By Chris WittsSaturday 4 Mar 2023Morning Devotions with Chris WittsFaithReading Time: 1 minute
Transcript:
When my wife and I were on holidays one time in beautiful Daylesford in Victoria, we walked to a small shop that sold antiques. It was very old, a little run-down, and not set out very well—at least that’s what I thought. And near the door was a sign Warning – chaos inside. I knew what the owner was trying to say: If you step inside, don’t expect order and neatness. It’s just the opposite, but come inside just the same.

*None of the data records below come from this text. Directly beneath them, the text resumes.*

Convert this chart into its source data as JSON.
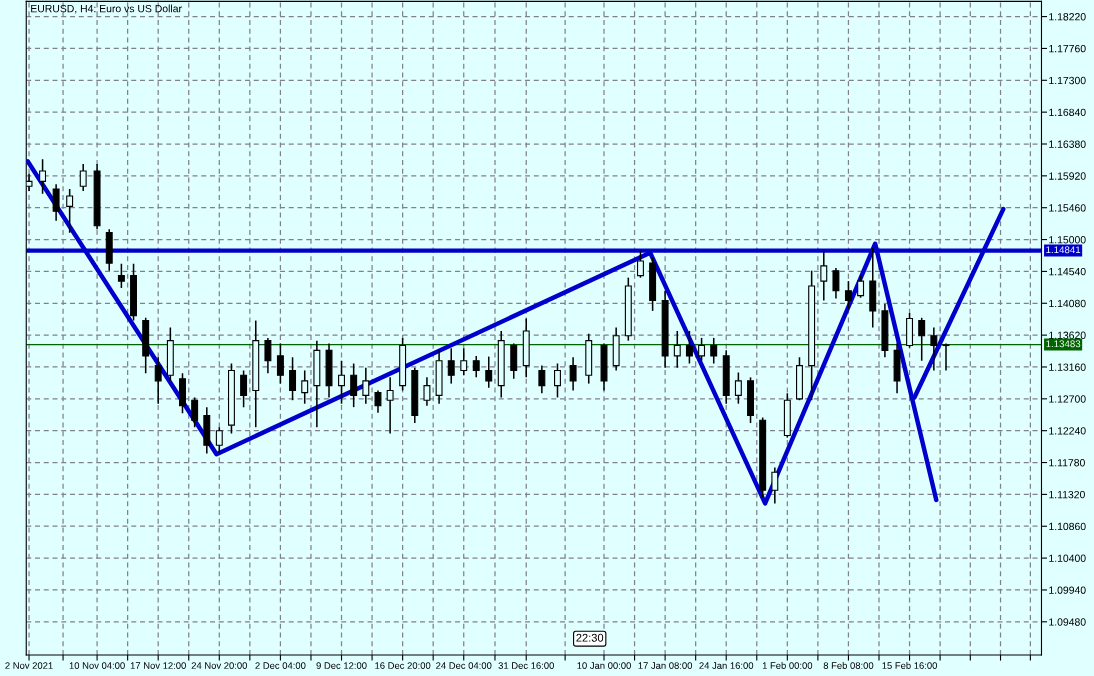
{
  "chart_data": {
    "type": "candlestick",
    "title": "EURUSD, H4: Euro vs US Dollar",
    "x": [
      "2021-11-02T00:00",
      "2021-11-03T15:00",
      "2021-11-05T06:00",
      "2021-11-06T21:00",
      "2021-11-08T12:00",
      "2021-11-10T04:00",
      "2021-11-11T15:00",
      "2021-11-13T02:00",
      "2021-11-14T13:00",
      "2021-11-16T00:00",
      "2021-11-17T12:00",
      "2021-11-18T23:00",
      "2021-11-20T10:00",
      "2021-11-21T21:00",
      "2021-11-23T08:00",
      "2021-11-24T20:00",
      "2021-11-26T07:00",
      "2021-11-27T18:00",
      "2021-11-29T05:00",
      "2021-11-30T16:00",
      "2021-12-02T04:00",
      "2021-12-03T15:00",
      "2021-12-05T02:00",
      "2021-12-06T13:00",
      "2021-12-08T00:00",
      "2021-12-09T12:00",
      "2021-12-10T23:00",
      "2021-12-12T10:00",
      "2021-12-13T21:00",
      "2021-12-15T08:00",
      "2021-12-16T20:00",
      "2021-12-18T07:00",
      "2021-12-19T18:00",
      "2021-12-21T05:00",
      "2021-12-22T16:00",
      "2021-12-24T04:00",
      "2021-12-25T16:00",
      "2021-12-27T04:00",
      "2021-12-28T16:00",
      "2021-12-30T04:00",
      "2021-12-31T16:00",
      "2022-01-02T13:00",
      "2022-01-04T10:00",
      "2022-01-06T07:00",
      "2022-01-08T04:00",
      "2022-01-10T00:00",
      "2022-01-11T11:00",
      "2022-01-12T22:00",
      "2022-01-14T09:00",
      "2022-01-15T20:00",
      "2022-01-17T08:00",
      "2022-01-18T19:00",
      "2022-01-20T06:00",
      "2022-01-21T17:00",
      "2022-01-23T04:00",
      "2022-01-24T16:00",
      "2022-01-26T03:00",
      "2022-01-27T14:00",
      "2022-01-29T01:00",
      "2022-01-30T12:00",
      "2022-02-01T00:00",
      "2022-02-02T11:00",
      "2022-02-03T22:00",
      "2022-02-05T09:00",
      "2022-02-06T20:00",
      "2022-02-08T08:00",
      "2022-02-09T19:00",
      "2022-02-11T06:00",
      "2022-02-12T17:00",
      "2022-02-14T04:00",
      "2022-02-15T16:00",
      "2022-02-17T03:00",
      "2022-02-18T14:00",
      "2022-02-20T01:00"
    ],
    "ohlc": [
      [
        1.1577,
        1.1595,
        1.157,
        1.1584
      ],
      [
        1.1584,
        1.1616,
        1.1566,
        1.1599
      ],
      [
        1.1573,
        1.158,
        1.1527,
        1.1541
      ],
      [
        1.1548,
        1.1573,
        1.151,
        1.1563
      ],
      [
        1.1577,
        1.1609,
        1.157,
        1.1599
      ],
      [
        1.1599,
        1.1609,
        1.1515,
        1.152
      ],
      [
        1.151,
        1.1515,
        1.1455,
        1.1466
      ],
      [
        1.1448,
        1.1465,
        1.143,
        1.144
      ],
      [
        1.1448,
        1.1465,
        1.1383,
        1.139
      ],
      [
        1.1383,
        1.1387,
        1.1307,
        1.1332
      ],
      [
        1.1318,
        1.133,
        1.1263,
        1.1296
      ],
      [
        1.1304,
        1.1373,
        1.1296,
        1.1354
      ],
      [
        1.1299,
        1.1307,
        1.1249,
        1.126
      ],
      [
        1.1268,
        1.1272,
        1.1229,
        1.1239
      ],
      [
        1.1246,
        1.1258,
        1.1191,
        1.1203
      ],
      [
        1.1203,
        1.1229,
        1.1191,
        1.1224
      ],
      [
        1.1232,
        1.1321,
        1.122,
        1.1311
      ],
      [
        1.1304,
        1.1311,
        1.1258,
        1.1275
      ],
      [
        1.1282,
        1.1383,
        1.1229,
        1.1354
      ],
      [
        1.1354,
        1.1358,
        1.1307,
        1.1325
      ],
      [
        1.1332,
        1.135,
        1.1292,
        1.1304
      ],
      [
        1.1311,
        1.133,
        1.1268,
        1.1282
      ],
      [
        1.1279,
        1.1311,
        1.1263,
        1.1296
      ],
      [
        1.1289,
        1.1354,
        1.1229,
        1.134
      ],
      [
        1.134,
        1.135,
        1.1272,
        1.1289
      ],
      [
        1.1289,
        1.1325,
        1.1263,
        1.1304
      ],
      [
        1.1304,
        1.1321,
        1.1258,
        1.1275
      ],
      [
        1.1275,
        1.1315,
        1.1263,
        1.1296
      ],
      [
        1.1279,
        1.1282,
        1.125,
        1.126
      ],
      [
        1.1268,
        1.1301,
        1.122,
        1.1282
      ],
      [
        1.1289,
        1.1358,
        1.1282,
        1.1347
      ],
      [
        1.1311,
        1.1315,
        1.1235,
        1.1246
      ],
      [
        1.1268,
        1.1301,
        1.126,
        1.1289
      ],
      [
        1.1275,
        1.134,
        1.1263,
        1.1325
      ],
      [
        1.1325,
        1.1343,
        1.1292,
        1.1304
      ],
      [
        1.1311,
        1.1343,
        1.1304,
        1.1325
      ],
      [
        1.1325,
        1.1332,
        1.1301,
        1.1311
      ],
      [
        1.1311,
        1.1331,
        1.1286,
        1.1296
      ],
      [
        1.1289,
        1.1368,
        1.1272,
        1.1354
      ],
      [
        1.1347,
        1.135,
        1.1299,
        1.1311
      ],
      [
        1.1318,
        1.1386,
        1.1301,
        1.1368
      ],
      [
        1.1311,
        1.1318,
        1.1278,
        1.1289
      ],
      [
        1.1289,
        1.1321,
        1.1272,
        1.1311
      ],
      [
        1.1318,
        1.133,
        1.1282,
        1.1296
      ],
      [
        1.1304,
        1.1364,
        1.1292,
        1.1354
      ],
      [
        1.1347,
        1.135,
        1.1282,
        1.1296
      ],
      [
        1.1318,
        1.1373,
        1.1311,
        1.1361
      ],
      [
        1.1361,
        1.1445,
        1.1354,
        1.1433
      ],
      [
        1.1448,
        1.1484,
        1.1445,
        1.1469
      ],
      [
        1.1466,
        1.1474,
        1.1397,
        1.1412
      ],
      [
        1.1412,
        1.1426,
        1.1315,
        1.1332
      ],
      [
        1.1332,
        1.1368,
        1.1315,
        1.1347
      ],
      [
        1.1347,
        1.1368,
        1.1321,
        1.1332
      ],
      [
        1.1332,
        1.1358,
        1.1325,
        1.1347
      ],
      [
        1.1347,
        1.1358,
        1.1321,
        1.1332
      ],
      [
        1.1332,
        1.134,
        1.1263,
        1.1275
      ],
      [
        1.1275,
        1.1308,
        1.1263,
        1.1296
      ],
      [
        1.1296,
        1.1301,
        1.1235,
        1.1246
      ],
      [
        1.1239,
        1.1243,
        1.1128,
        1.1138
      ],
      [
        1.1138,
        1.1171,
        1.1119,
        1.1164
      ],
      [
        1.1217,
        1.1278,
        1.1214,
        1.1268
      ],
      [
        1.127,
        1.133,
        1.1268,
        1.1318
      ],
      [
        1.1318,
        1.1455,
        1.1268,
        1.1433
      ],
      [
        1.144,
        1.1484,
        1.1412,
        1.1462
      ],
      [
        1.1455,
        1.1459,
        1.1415,
        1.1426
      ],
      [
        1.1426,
        1.144,
        1.14,
        1.1412
      ],
      [
        1.1419,
        1.1448,
        1.1416,
        1.144
      ],
      [
        1.144,
        1.1488,
        1.1373,
        1.1397
      ],
      [
        1.1397,
        1.1407,
        1.133,
        1.134
      ],
      [
        1.134,
        1.135,
        1.1278,
        1.1296
      ],
      [
        1.1347,
        1.1394,
        1.1344,
        1.1386
      ],
      [
        1.1383,
        1.1387,
        1.1325,
        1.1361
      ],
      [
        1.1361,
        1.1373,
        1.1311,
        1.1347
      ],
      [
        1.1347,
        1.135,
        1.1311,
        1.1348
      ]
    ],
    "color": "#000000",
    "series": [
      {
        "type": "line",
        "color": "#0000cd",
        "x": [
          "2021-11-01T20:00",
          "2021-11-24T12:00",
          "2022-01-15T13:00",
          "2022-01-29T08:00",
          "2022-02-11T13:00",
          "2022-02-18T21:00"
        ],
        "values": [
          1.1613,
          1.119,
          1.1481,
          1.1119,
          1.1494,
          1.1124
        ]
      },
      {
        "type": "line",
        "color": "#0000cd",
        "x": [
          "2022-02-16T06:00",
          "2022-02-26T22:00"
        ],
        "values": [
          1.1272,
          1.1544
        ]
      }
    ],
    "ref_lines": [
      {
        "axis": "y",
        "value": 1.14841,
        "label": "1.14841",
        "color": "#0000cd"
      },
      {
        "axis": "y",
        "value": 1.13483,
        "label": "1.13483",
        "color": "#006400"
      }
    ],
    "xlim": [
      "2021-11-01T16:00",
      "2022-03-03T12:00"
    ],
    "xticks": [
      {
        "value": "2021-11-02T00:00",
        "label": "2 Nov 2021"
      },
      {
        "value": "2021-11-06T02:00",
        "label": null
      },
      {
        "value": "2021-11-10T04:00",
        "label": "10 Nov 04:00"
      },
      {
        "value": "2021-11-13T20:00",
        "label": null
      },
      {
        "value": "2021-11-17T12:00",
        "label": "17 Nov 12:00"
      },
      {
        "value": "2021-11-21T04:00",
        "label": null
      },
      {
        "value": "2021-11-24T20:00",
        "label": "24 Nov 20:00"
      },
      {
        "value": "2021-11-28T12:00",
        "label": null
      },
      {
        "value": "2021-12-02T04:00",
        "label": "2 Dec 04:00"
      },
      {
        "value": "2021-12-05T20:00",
        "label": null
      },
      {
        "value": "2021-12-09T12:00",
        "label": "9 Dec 12:00"
      },
      {
        "value": "2021-12-13T04:00",
        "label": null
      },
      {
        "value": "2021-12-16T20:00",
        "label": "16 Dec 20:00"
      },
      {
        "value": "2021-12-20T12:00",
        "label": null
      },
      {
        "value": "2021-12-24T04:00",
        "label": "24 Dec 04:00"
      },
      {
        "value": "2021-12-27T22:00",
        "label": null
      },
      {
        "value": "2021-12-31T16:00",
        "label": "31 Dec 16:00"
      },
      {
        "value": "2022-01-05T08:00",
        "label": null
      },
      {
        "value": "2022-01-10T00:00",
        "label": "10 Jan 00:00"
      },
      {
        "value": "2022-01-13T16:00",
        "label": null
      },
      {
        "value": "2022-01-17T08:00",
        "label": "17 Jan 08:00"
      },
      {
        "value": "2022-01-21T00:00",
        "label": null
      },
      {
        "value": "2022-01-24T16:00",
        "label": "24 Jan 16:00"
      },
      {
        "value": "2022-01-28T08:00",
        "label": null
      },
      {
        "value": "2022-02-01T00:00",
        "label": "1 Feb 00:00"
      },
      {
        "value": "2022-02-04T16:00",
        "label": null
      },
      {
        "value": "2022-02-08T08:00",
        "label": "8 Feb 08:00"
      },
      {
        "value": "2022-02-12T00:00",
        "label": null
      },
      {
        "value": "2022-02-15T16:00",
        "label": "15 Feb 16:00"
      },
      {
        "value": "2022-02-19T08:00",
        "label": null
      },
      {
        "value": "2022-02-22T23:00",
        "label": null
      },
      {
        "value": "2022-02-26T14:00",
        "label": null
      },
      {
        "value": "2022-03-02T04:00",
        "label": null
      }
    ],
    "ylim": [
      1.09,
      1.1844
    ],
    "yticks": [
      {
        "value": 1.1822,
        "label": "1.18220"
      },
      {
        "value": 1.1776,
        "label": "1.17760"
      },
      {
        "value": 1.173,
        "label": "1.17300"
      },
      {
        "value": 1.1684,
        "label": "1.16840"
      },
      {
        "value": 1.1638,
        "label": "1.16380"
      },
      {
        "value": 1.1592,
        "label": "1.15920"
      },
      {
        "value": 1.1546,
        "label": "1.15460"
      },
      {
        "value": 1.15,
        "label": "1.15000"
      },
      {
        "value": 1.1454,
        "label": "1.14540"
      },
      {
        "value": 1.1408,
        "label": "1.14080"
      },
      {
        "value": 1.1362,
        "label": "1.13620"
      },
      {
        "value": 1.1316,
        "label": "1.13160"
      },
      {
        "value": 1.127,
        "label": "1.12700"
      },
      {
        "value": 1.1224,
        "label": "1.12240"
      },
      {
        "value": 1.1178,
        "label": "1.11780"
      },
      {
        "value": 1.1132,
        "label": "1.11320"
      },
      {
        "value": 1.1086,
        "label": "1.10860"
      },
      {
        "value": 1.104,
        "label": "1.10400"
      },
      {
        "value": 1.0994,
        "label": "1.09940"
      },
      {
        "value": 1.0948,
        "label": "1.09480"
      }
    ],
    "grid": true,
    "annotations": [
      "22:30"
    ]
  }
}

This started me thinking about lives I have known where there’s been plenty of chaos and disorder. This is a huge subject, and I can’t really do justice to it in this short article. It’s about burnout—the relationship problems, the inner conflict, the outer chaos. Maybe you know what this means, and have experienced these things yourself. We don’t like talking about them to others for fear of being rejected. One woman said, I feel like I’m going to lose my mind—with work, a destructive two-year-old, marriage, money, people, family. I feel like I am going to explode! Have you ever felt like that?
I am grateful to Dr Gordon Moyes for some thoughts on this. Professor Charles Birch, who was Challis Professor of Biology at Sydney University, and one of the world’s leading environmentalists, wrote this:
There is chaos on four levels today. There is the inner chaos revealed by peoples’ inability to live with themselves; social chaos revealed in man’s inability to live with his neighbour; environmental chaos where man is eliminating these natural surroundings for concrete jungles; and metaphysical chaos where man feels he has no relationship with the universe about him. Man today has no ‘at-one-ment’ with himself, his neighbour, his environment or his God. Man is alienated, estranged, disintegrated and diseased.

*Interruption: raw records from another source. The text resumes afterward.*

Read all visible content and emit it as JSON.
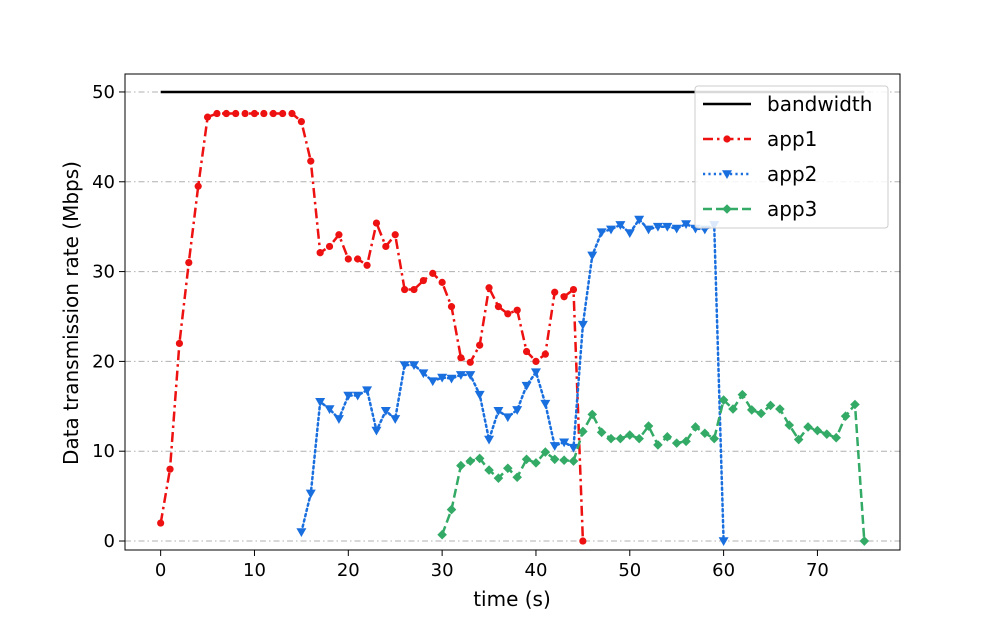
{
  "chart_data": {
    "type": "line",
    "xlabel": "time (s)",
    "ylabel": "Data transmission rate (Mbps)",
    "xlim": [
      -3.8,
      78.8
    ],
    "ylim": [
      -1,
      52
    ],
    "xticks": [
      0,
      10,
      20,
      30,
      40,
      50,
      60,
      70
    ],
    "yticks": [
      0,
      10,
      20,
      30,
      40,
      50
    ],
    "grid": "horizontal dash-dot",
    "legend": "top-right",
    "series": [
      {
        "name": "bandwidth",
        "color": "#000000",
        "line": "solid",
        "marker": "none",
        "x": [
          0,
          45,
          60,
          75
        ],
        "y": [
          50,
          50,
          50,
          50
        ]
      },
      {
        "name": "app1",
        "color": "#ee1111",
        "line": "dashdot",
        "marker": "circle",
        "x": [
          0,
          1,
          2,
          3,
          4,
          5,
          6,
          7,
          8,
          9,
          10,
          11,
          12,
          13,
          14,
          15,
          16,
          17,
          18,
          19,
          20,
          21,
          22,
          23,
          24,
          25,
          26,
          27,
          28,
          29,
          30,
          31,
          32,
          33,
          34,
          35,
          36,
          37,
          38,
          39,
          40,
          41,
          42,
          43,
          44,
          45
        ],
        "y": [
          2,
          8,
          22,
          31,
          39.5,
          47.2,
          47.6,
          47.6,
          47.6,
          47.6,
          47.6,
          47.6,
          47.6,
          47.6,
          47.6,
          46.7,
          42.3,
          32.1,
          32.8,
          34.1,
          31.4,
          31.4,
          30.7,
          35.4,
          32.8,
          34.1,
          28,
          28,
          29,
          29.8,
          28.8,
          26.1,
          20.4,
          19.9,
          21.8,
          28.2,
          26.1,
          25.3,
          25.7,
          21.1,
          20,
          20.8,
          27.7,
          27.2,
          28,
          0
        ]
      },
      {
        "name": "app2",
        "color": "#1a6fdf",
        "line": "dotted",
        "marker": "triangle-down",
        "x": [
          15,
          16,
          17,
          18,
          19,
          20,
          21,
          22,
          23,
          24,
          25,
          26,
          27,
          28,
          29,
          30,
          31,
          32,
          33,
          34,
          35,
          36,
          37,
          38,
          39,
          40,
          41,
          42,
          43,
          44,
          45,
          46,
          47,
          48,
          49,
          50,
          51,
          52,
          53,
          54,
          55,
          56,
          57,
          58,
          59,
          60
        ],
        "y": [
          1,
          5.3,
          15.5,
          14.7,
          13.6,
          16.2,
          16.2,
          16.8,
          12.3,
          14.5,
          13.6,
          19.6,
          19.6,
          18.7,
          17.8,
          18.2,
          18.1,
          18.5,
          18.5,
          16.3,
          11.3,
          14.5,
          13.8,
          14.6,
          17.3,
          18.8,
          15.3,
          10.6,
          11,
          10.4,
          24.1,
          31.8,
          34.4,
          34.7,
          35.2,
          34.3,
          35.8,
          34.7,
          35,
          35,
          34.8,
          35.3,
          34.8,
          34.7,
          35.2,
          0
        ]
      },
      {
        "name": "app3",
        "color": "#33aa66",
        "line": "dashed",
        "marker": "diamond",
        "x": [
          30,
          31,
          32,
          33,
          34,
          35,
          36,
          37,
          38,
          39,
          40,
          41,
          42,
          43,
          44,
          45,
          46,
          47,
          48,
          49,
          50,
          51,
          52,
          53,
          54,
          55,
          56,
          57,
          58,
          59,
          60,
          61,
          62,
          63,
          64,
          65,
          66,
          67,
          68,
          69,
          70,
          71,
          72,
          73,
          74,
          75
        ],
        "y": [
          0.7,
          3.5,
          8.4,
          8.9,
          9.2,
          7.9,
          7.0,
          8.1,
          7.1,
          9.1,
          8.7,
          9.9,
          9.1,
          9.0,
          8.9,
          12.2,
          14.1,
          12.1,
          11.4,
          11.4,
          11.8,
          11.4,
          12.8,
          10.7,
          11.6,
          10.9,
          11.1,
          12.7,
          12.0,
          11.4,
          15.7,
          14.7,
          16.3,
          14.6,
          14.2,
          15.1,
          14.7,
          12.9,
          11.3,
          12.7,
          12.3,
          11.9,
          11.5,
          13.9,
          15.2,
          0
        ]
      }
    ]
  }
}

Professor Birch is right! When chaos happens in our lives, we have a tendency to panic. We lose control. We don’t know how to act and what to do with this new storm. We feel powerless.
We Need to Slow Down
Everyone is always working on improving themselves and there’s always some new goal to achieve. And things are definitely happening. Places to go and people to see. But underneath it all, there is something we can never gain by what we accomplish: relationships—real, soul-filling, deep connection. Friendships where we can really be known. So much innovation, yet we feel so disconnected!
I am sure we each need to stop and think about the deeper issues of life. Too often we live on the surface, just going through the motions, and wonder why we feel our life is spinning out of control—maybe our life is like a jar of river water all shaken up. What we need is stillness and silence so that the sediment can settle and the water can become clear.
Am I really worth anything if I’m not constantly out there proving myself? Why is it so hard for me to slow the frantic pace of my life? What am I really afraid of? These are tough questions. It is painful to stay with them instead of distracting ourselves by getting up to do laundry, mow the lawn, or go to work early. Forever on the go, trying to mask the inner panic.